Here come the most frequently asked questions about Les Invalides:
Where is Les Invalides?
In the 7th Arrondissement, overlooking the Seine. There are 2 main entrances:
- 129 rue de Grenelle – Esplanade des Invalides (northern entrance) – the only access point after 6 pm on Tuesdays
- 2 place Vauban – Dôme des Invalides (South entrance)
Mobility impaired visitors are advised to use the entrance at 6 boulevard des Invalides.
How do I get to Hôtel national des Invalides Paris?
There are 3 stations near Les Invalides.
- La Tour Maubourg and Invalides (lines 8, 13 / RER C)
- Varennes (13)
- Buses (stopping at either Invalides or La Tour Maubourg): 28, 63, 6, 82, 8, 92, 93
Do I need to book in advance?
We recommend that you buy your tickets online in advance to save time when visiting Les Invalides.

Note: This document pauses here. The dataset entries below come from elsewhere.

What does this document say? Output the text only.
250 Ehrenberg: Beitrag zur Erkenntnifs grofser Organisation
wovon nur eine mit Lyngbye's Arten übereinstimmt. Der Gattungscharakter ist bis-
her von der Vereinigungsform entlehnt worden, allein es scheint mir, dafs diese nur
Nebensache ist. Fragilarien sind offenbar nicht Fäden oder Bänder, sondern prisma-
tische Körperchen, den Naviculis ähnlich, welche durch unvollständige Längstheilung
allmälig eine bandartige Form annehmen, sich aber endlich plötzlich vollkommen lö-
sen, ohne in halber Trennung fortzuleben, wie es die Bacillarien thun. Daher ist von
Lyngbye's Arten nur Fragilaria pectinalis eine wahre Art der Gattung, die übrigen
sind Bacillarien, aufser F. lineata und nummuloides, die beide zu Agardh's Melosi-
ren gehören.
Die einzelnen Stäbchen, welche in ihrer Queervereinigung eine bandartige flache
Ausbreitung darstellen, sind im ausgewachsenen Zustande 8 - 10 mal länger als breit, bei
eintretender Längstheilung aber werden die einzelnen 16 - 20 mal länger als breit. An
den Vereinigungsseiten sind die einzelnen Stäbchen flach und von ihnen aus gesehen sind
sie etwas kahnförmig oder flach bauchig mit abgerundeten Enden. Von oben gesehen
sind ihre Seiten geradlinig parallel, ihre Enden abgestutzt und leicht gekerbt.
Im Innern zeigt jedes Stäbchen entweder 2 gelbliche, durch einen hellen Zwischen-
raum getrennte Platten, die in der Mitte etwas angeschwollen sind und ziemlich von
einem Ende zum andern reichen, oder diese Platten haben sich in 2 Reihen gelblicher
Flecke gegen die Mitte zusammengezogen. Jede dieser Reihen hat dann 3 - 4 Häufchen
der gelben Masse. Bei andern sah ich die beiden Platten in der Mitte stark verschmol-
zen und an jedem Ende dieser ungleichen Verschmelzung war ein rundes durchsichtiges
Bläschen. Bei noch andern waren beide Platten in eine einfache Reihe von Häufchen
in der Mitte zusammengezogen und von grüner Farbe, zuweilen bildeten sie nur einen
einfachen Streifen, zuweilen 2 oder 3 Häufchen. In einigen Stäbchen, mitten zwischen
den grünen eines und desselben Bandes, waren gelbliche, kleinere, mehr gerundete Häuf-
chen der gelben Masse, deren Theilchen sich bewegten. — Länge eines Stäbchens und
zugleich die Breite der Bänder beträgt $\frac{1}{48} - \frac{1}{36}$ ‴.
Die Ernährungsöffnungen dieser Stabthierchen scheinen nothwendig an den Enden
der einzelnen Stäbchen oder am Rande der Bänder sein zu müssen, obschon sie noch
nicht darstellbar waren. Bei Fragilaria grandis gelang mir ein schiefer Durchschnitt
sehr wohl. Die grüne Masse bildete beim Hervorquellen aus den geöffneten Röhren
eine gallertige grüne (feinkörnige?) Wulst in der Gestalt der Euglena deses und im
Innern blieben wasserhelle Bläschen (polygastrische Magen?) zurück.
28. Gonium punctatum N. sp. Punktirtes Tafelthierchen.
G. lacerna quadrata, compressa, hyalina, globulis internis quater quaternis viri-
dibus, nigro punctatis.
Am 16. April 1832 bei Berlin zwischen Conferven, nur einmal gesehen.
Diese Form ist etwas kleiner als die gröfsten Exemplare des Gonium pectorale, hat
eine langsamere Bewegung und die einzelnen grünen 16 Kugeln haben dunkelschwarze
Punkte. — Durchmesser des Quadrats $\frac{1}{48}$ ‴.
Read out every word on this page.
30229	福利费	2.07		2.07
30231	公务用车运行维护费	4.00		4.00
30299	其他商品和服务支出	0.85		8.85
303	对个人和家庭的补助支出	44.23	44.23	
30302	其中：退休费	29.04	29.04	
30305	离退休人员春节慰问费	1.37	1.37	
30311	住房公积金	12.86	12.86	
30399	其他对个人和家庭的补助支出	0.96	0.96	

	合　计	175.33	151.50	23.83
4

How long to visit Les Invalides?
Les Invalides is a sizable complex with several attractions. Allow at least 2-3 hours to walk through the army museum and take in the Dôme des Invalides and the tomb of Napoleon I. Add extra time if you plan to visit the Musée des Plans-Reliefs and La Contemporaine.
What is there to visit nearby?
At the heart of Paris’s most upmarket arrondissement, there is a wealth of places to visit nearby. Here’s a handful of the most popular:
- Eiffel Tower – impossible to ignore, the best-known French landmark is a pleasant walk through the green space of Champ de Mars (1.8 km / 1.1 miles to the tower, or just 850 m to the southern end of Champ de Mars)
- Musée Rodin – the Rodin Museum is home to Rodin’s finest work, The Thinker (1 km / 0.6 miles)
- Musée d’Orsay – an incredible museum to rival the Louvre (1.1 km/ 0.7 miles)
Where to get refreshments?
A modern café-restaurant, Le carré des Invalides, is located at the Place Vauban (South) entrance. The menu includes salads, sandwiches, pastries, and crepes. There are also numerous restaurants and bars nearby. For example Avenue de la Motte-Picquet (west) and rue de Bourgogne (east) are within walking distance and have a wide selection of restaurants and bars.